Underwriters removed the action to federal court and moved to compel arbitration. B.D. Cooke fought the removal arguing that the "Service of Suit" provisions in the retrocessional agreement operated as a waiver of Underwriters' right to remove the case to federal court for review of the arbitrability issues. The court rejected the argument, citing the strong federal policy that federal courts should decide issues of arbitrability under the New York Convention, which was applicable in light of Underwriters' status as a non-U.S. reinsurer.

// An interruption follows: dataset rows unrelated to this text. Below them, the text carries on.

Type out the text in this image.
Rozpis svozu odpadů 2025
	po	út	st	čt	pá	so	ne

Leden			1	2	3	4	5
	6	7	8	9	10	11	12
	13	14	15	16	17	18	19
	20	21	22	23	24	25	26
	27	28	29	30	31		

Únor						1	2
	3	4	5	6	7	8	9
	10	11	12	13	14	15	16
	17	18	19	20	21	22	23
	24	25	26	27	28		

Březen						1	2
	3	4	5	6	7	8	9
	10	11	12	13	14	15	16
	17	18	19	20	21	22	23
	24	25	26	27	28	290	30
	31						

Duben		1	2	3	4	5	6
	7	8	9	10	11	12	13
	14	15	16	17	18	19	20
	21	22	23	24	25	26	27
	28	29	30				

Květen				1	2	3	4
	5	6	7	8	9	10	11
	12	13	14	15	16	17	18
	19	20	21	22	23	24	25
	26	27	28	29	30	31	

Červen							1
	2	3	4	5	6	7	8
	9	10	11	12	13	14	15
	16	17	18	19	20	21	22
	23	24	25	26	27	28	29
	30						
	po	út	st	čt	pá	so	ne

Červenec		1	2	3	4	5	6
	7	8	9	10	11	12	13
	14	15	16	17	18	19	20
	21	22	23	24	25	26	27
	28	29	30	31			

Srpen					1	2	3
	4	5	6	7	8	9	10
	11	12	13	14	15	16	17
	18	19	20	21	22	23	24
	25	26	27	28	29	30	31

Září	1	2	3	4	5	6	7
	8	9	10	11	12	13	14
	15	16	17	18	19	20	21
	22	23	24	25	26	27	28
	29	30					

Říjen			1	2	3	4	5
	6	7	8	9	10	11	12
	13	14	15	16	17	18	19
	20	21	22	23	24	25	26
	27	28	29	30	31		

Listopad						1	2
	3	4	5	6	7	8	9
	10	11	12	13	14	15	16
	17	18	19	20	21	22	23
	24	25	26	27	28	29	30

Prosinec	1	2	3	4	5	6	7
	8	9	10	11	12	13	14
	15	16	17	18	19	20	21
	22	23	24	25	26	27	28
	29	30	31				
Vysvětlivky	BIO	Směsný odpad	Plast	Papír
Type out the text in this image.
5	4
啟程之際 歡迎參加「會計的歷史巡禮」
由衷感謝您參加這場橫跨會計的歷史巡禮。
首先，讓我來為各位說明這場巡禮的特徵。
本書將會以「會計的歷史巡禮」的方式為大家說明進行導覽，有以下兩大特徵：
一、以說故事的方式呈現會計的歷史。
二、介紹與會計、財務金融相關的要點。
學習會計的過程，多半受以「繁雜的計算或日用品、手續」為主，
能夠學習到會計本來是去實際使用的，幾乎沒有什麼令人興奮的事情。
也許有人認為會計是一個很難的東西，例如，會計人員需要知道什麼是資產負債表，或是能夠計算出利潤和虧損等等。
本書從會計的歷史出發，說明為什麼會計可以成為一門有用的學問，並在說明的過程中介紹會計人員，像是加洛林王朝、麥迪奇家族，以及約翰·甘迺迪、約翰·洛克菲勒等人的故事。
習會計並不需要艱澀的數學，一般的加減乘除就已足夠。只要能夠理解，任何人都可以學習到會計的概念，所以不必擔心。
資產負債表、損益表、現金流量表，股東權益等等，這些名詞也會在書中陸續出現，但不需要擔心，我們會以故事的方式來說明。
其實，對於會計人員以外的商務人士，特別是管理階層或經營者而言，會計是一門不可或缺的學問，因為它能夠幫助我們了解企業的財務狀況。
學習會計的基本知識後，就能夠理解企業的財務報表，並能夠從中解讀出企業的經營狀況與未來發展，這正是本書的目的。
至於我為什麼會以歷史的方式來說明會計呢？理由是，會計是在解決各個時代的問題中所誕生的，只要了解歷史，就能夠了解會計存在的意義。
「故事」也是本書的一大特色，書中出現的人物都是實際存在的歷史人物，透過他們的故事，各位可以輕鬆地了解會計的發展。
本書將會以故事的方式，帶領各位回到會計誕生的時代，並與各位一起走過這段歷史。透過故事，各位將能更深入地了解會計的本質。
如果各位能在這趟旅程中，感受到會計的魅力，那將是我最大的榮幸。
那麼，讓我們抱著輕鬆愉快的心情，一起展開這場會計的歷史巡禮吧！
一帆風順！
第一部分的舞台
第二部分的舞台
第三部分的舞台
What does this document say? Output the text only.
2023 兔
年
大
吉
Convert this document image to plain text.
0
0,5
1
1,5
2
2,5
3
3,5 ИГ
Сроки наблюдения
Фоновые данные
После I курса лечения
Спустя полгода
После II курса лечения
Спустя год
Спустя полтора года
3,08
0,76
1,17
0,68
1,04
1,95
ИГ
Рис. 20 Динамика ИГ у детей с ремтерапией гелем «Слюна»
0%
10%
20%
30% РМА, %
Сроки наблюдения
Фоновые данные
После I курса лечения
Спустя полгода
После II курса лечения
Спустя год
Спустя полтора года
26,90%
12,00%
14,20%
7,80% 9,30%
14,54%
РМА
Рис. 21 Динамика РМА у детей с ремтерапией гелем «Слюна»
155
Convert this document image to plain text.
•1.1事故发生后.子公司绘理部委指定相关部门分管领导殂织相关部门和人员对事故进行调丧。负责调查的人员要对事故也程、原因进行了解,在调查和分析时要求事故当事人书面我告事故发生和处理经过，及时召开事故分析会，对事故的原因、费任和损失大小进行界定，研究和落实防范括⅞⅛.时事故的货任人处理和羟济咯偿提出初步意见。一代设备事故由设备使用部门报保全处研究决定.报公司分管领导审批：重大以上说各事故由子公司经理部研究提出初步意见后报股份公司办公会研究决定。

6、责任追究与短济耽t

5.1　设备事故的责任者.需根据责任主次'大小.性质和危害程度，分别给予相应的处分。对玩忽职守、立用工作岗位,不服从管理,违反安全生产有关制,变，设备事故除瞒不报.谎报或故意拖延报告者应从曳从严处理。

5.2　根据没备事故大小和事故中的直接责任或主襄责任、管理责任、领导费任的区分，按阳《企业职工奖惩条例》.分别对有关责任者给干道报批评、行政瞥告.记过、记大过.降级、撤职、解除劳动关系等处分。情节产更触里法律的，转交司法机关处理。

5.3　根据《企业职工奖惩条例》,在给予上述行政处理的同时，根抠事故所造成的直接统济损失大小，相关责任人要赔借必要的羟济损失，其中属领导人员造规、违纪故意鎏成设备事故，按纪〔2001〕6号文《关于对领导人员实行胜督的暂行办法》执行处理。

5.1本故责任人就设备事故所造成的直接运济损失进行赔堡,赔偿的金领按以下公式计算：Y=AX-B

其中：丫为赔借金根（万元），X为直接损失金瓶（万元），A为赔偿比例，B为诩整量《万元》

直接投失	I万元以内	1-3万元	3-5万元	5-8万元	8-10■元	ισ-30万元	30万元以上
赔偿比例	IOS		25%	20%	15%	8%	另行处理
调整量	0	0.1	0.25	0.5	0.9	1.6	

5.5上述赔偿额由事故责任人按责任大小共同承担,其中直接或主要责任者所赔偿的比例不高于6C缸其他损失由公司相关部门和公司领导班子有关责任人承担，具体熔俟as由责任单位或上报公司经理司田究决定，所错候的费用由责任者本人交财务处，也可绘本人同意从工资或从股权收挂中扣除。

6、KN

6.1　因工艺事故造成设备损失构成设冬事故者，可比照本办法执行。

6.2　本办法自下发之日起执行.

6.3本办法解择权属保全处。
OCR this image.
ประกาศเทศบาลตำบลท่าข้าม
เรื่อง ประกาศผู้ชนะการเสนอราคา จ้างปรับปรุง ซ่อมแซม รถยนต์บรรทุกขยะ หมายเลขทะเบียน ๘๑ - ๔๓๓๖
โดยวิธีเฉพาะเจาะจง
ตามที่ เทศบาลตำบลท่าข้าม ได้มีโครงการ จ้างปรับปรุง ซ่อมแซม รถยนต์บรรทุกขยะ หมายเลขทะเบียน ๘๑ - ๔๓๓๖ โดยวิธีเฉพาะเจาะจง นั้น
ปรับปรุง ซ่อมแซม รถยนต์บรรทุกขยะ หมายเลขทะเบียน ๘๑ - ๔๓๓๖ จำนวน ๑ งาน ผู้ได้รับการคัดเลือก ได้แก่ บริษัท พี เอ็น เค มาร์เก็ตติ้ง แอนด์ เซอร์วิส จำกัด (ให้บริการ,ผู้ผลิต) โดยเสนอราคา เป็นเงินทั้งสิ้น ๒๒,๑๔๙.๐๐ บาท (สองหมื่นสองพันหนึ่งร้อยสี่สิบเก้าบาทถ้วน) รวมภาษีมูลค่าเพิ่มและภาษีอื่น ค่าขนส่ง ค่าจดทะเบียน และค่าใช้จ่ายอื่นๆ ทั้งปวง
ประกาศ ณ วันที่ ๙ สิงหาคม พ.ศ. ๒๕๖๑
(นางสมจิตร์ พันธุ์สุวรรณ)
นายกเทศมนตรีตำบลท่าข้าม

B.D. Cooke also argued that the dispute was not subject to arbitration for several reasons. First, B.D. Cooke claimed that the dispute concerned the scope of the assignment rather than the retrocessional treaty. In addition, B.D. Cooke asked the court to find it exempt from arbitration, arguing that the operation of the arbitration clause ceased upon entry of the liquidation order, or, in the alternative, that the Superintendent assigned his statutory exemption from arbitration to the plaintiff.

The Court succinctly rejected the first argument, noting that breach of the retrocessional treaty was the gravamen of the plaintiff's lawsuit, clearly implicating the treaty itself. The court likewise rejected the second argument, finding that because B.D. Cooke's claims accrued under the treaty, the treaty's arbitration clause continued to apply.

The court accepted the premise that the arbitration clause could not be enforced against the Superintendent, based on the state court's statutory mandate of exclusive jurisdiction over liquidations. But the court distinguished the role of the Superintendent, who stands as a fiduciary to protect the interest of policyholders and the public, from that of private parties. Based on its private party status, the court refused to interpret the assignment to grant B.D. Cooke the extraordinary right of exemption from arbitration when it was not acting in a fiduciary capacity. Accordingly, the court stayed all court proceedings and directed the parties to arbitration.

This is yet another opinion demonstrating the courts' preference for arbitration and willingness to enforce arbitration provisions even when the status of the underlying treaties has been altered by judicial action or operation of law.